Mahatma Gandhi decided to support the movement possibly in the hope that this unity amongst the Muslims and the Hindus of the subcontinent would make it more difficult for the British to 'divide and rule,' and further that the Independence movement would gather momentum with the participation of the Muslim community because till then it had largely been a Hindu movement.

A nation-wide joint non-cooperation movement with the support of the advocates of the Khilafat was launched in 1920 against British rule. The unity of purpose and participation of Hindus and Muslims visualised for this movement did not achieve the intended purpose.

Instead, it yielded unthought-of and unfortunate consequences. It ended up emphasising the worldwide Muslim solidarity rather than Indian unity.

To start with, things went well and there was a united front, but then, in 1921 the Moplahs in Kerala turned violently on the British rulers. If anything, they turned on the Hindus with greater ferocity because one of their objectives was to convert them.

The rebellion was put down brutally by the British, but not before a substantive number of Hindus had either been killed or forcibly converted. Did the Khilafat Movement have anything to do with the Moplah Rebellion? Was there a causal co-relation? These questions cannot be answered with certainty.

A year later, the Muslims resented that the non-cooperation movement that was supported by the Ali Brothers and other Muslim leaders was suspended by the Mahatma without consulting them. They were dissatisfied with the reason given by the Mahatma, namely that of the violence in Bihar in 1922.

The upshot was that the Khilafat movement ended up convincing large sections of Muslims that the Islamic brotherhood was more meaningful and relevant to them than their Indian origin or independence of India from the British rule for that matter.

The cause of the world-wide Muslim 'nation,' that owed allegiance to the Khalifa, appealed to them. The Khilafat movement, in today's terminology, polarised the Muslims in the subcontinent; they eventually ended up seeking British support rather than independence from them.

In a way, the Khilafat movement ended up affirming the 'two-nation' theory that eventually divided the subcontinent. The notion that the loyalty to the nation State can be subsumed by the loyalty to Islam, unless, of course, the nation State also happens to be Islamic, gained foothold in many minds in the subcontinent.

Ironically, the Khilafat movement in India became irrelevant when the Turks themselves ended the Khilafat in 1924. But by then the damage to the concept of collective identity of Indians, irrespective of the religious affiliations of individuals, had already been done.
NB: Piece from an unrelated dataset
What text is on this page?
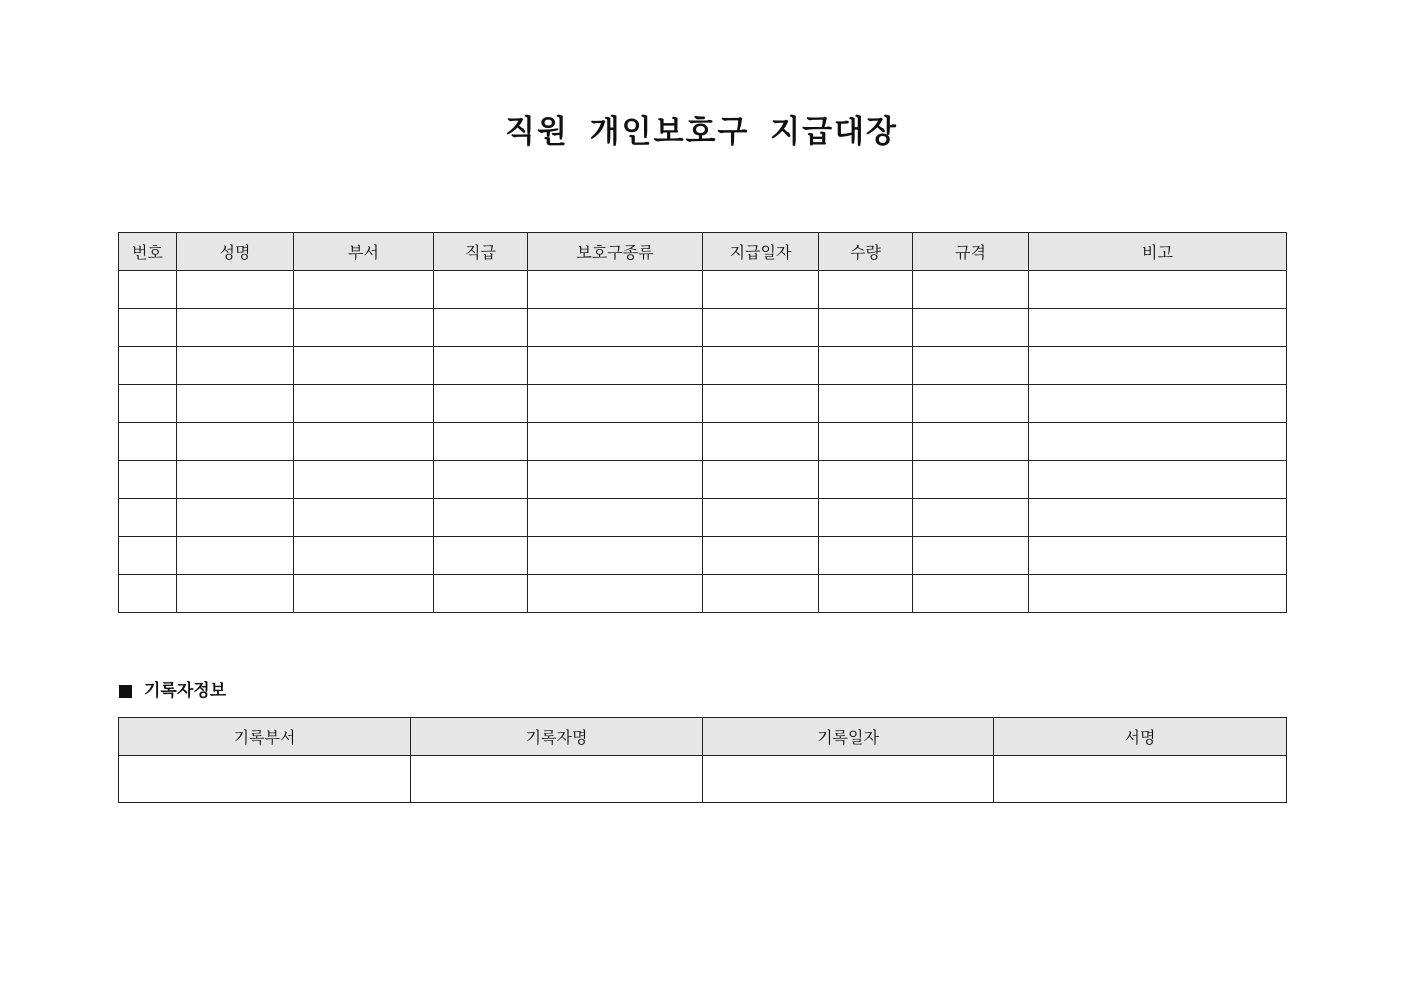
직원 개인보호구 지급대장
번호	성명	부서	직급	보호구종류	지급일자	수량	규격	비고

기록자정보
기록부서	기록자명	기록일자	서명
In contrast with the Khilafat movement of the yore, the present one is far more detrimental to India's abiding interests. The reservoir of finances from outside India, technology, and technical skills that are easily accessible to the present day radicals, who are driven by their Pan-Islamic agenda, do not bare any comparison with what was available by way of means to the activists of Khilafat movement of the 20th century.

As of now, some Indian youth, inspired by Pakistan, are actively engaged in anti-Indian activities. Some of them have already joined the ultra orthodox faction of the Taliban. It is apparent that many of them admire and support the new Khalifa, his Pan-Islamic movement, and their absurdly violent ways. This is a dangerous trend.

Not many Muslim parents in India support armed resistance to the State or spread of Islam using violent means. These parents would do well by the nation if they were to persuade their sons and daughters not to become puppets in the hands of the Islamists.

No amount of self recrimination would be of any avail after their progeny crosses the line of no return. The developmental agenda has to be pursued, local self government upwards, so that the youth in the country do not face despondency for want of employment opportunities. The spread of general public awareness of the threat that India faces is of vital importance.

It goes without saying that the government can be relied upon to watch out for even incipient signs subversion even as it pursues the developmental agenda for the creation of employment opportunities. A greater public awareness of what is afoot is equally important.